Die Medikamente waren für arme HIV-Infizierte in Südafrika bestimmt. Deshalb wurden sie subventioniert. Dann sollen deutsche Arzneimittel-Händler die Medizin umgeleitet, neu verpackt und teuer in Deutschland verkauft haben. Polizei und Staatsanwaltschaft ermitteln.
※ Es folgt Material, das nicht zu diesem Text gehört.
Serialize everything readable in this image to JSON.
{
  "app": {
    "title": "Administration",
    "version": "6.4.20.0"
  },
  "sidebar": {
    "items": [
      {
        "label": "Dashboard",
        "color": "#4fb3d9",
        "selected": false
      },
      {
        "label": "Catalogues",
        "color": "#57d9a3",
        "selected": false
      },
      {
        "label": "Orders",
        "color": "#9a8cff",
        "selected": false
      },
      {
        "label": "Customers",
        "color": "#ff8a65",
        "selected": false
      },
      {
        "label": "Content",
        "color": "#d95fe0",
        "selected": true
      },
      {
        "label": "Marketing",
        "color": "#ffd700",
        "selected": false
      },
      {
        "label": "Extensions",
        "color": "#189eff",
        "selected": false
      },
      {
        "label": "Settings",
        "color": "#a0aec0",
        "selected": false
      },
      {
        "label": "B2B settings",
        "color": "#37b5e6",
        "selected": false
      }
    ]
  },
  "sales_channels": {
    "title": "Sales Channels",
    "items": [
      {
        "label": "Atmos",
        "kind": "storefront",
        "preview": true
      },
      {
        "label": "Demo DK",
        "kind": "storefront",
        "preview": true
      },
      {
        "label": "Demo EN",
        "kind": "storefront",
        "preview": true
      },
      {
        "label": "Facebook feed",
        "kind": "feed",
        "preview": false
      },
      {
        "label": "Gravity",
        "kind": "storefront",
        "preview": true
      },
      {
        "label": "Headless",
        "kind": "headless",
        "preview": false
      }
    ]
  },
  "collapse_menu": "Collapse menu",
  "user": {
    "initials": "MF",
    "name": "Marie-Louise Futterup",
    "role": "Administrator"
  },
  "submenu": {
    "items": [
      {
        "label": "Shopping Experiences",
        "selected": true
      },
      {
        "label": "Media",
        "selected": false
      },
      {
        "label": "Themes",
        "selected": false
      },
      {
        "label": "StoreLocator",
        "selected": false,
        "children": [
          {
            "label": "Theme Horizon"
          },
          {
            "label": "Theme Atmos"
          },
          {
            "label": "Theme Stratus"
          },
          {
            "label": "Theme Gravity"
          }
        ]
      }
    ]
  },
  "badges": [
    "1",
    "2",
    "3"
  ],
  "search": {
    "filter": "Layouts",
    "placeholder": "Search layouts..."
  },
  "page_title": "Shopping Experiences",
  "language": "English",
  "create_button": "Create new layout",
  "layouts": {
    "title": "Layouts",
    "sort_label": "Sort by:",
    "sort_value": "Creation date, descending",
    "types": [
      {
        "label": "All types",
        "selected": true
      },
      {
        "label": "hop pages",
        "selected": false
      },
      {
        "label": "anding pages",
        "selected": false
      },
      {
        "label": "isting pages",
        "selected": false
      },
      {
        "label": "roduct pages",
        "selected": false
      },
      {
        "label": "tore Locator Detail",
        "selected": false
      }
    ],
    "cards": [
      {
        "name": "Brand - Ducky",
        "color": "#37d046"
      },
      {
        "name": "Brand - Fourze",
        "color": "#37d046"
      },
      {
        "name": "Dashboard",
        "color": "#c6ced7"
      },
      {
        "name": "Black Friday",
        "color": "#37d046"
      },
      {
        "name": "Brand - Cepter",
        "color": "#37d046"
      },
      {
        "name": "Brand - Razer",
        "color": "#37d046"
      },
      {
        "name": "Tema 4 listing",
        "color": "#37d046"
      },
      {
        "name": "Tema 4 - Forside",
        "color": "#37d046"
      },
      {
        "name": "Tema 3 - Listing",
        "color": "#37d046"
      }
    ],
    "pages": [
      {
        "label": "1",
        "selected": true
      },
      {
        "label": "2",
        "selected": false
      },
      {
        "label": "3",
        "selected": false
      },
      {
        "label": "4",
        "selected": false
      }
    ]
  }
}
Das Bundeskriminalamt (BKA) bestätigte am Donnerstag die Ermittlungen gegen mehrere Pharmagroßhändler. Federführend seien die Staatsanwaltschaften Trier, Lübeck und Flensburg, sagte eine BKA-Sprecherin am Donnerstag in Wiesbaden der dpa. Die Staatsanwaltschaft Lübeck ermittelt nach eigenen Angaben gegen die Geschäftsführer eines Pharmagroßhändlers aus Trittau wegen gefälschter Medikamente gegen das Aidsvirus. Oberstaatsanwalt Günter Möller bestätigte damit entsprechende Berichte des Radiosenders NDR Info vom Donnerstag, wonach subventionierte HIV-Medikamente für Afrika illegal in Deutschland verkauft worden sein sollen. Den beiden Geschäftsführern wird Betrug und Verstoß gegen das Arzneimittelgesetz vorgeworfen. Dafür drohen ihnen bis zu fünf beziehungsweise drei Jahre Freiheitsstrafe. Ende 2009 sollen zweimal 300 Packungen des Medikaments Norvir aus Südafrika über Länder wie die Schweiz, Belgien und Großbritannien nach Trittau gelangt sein.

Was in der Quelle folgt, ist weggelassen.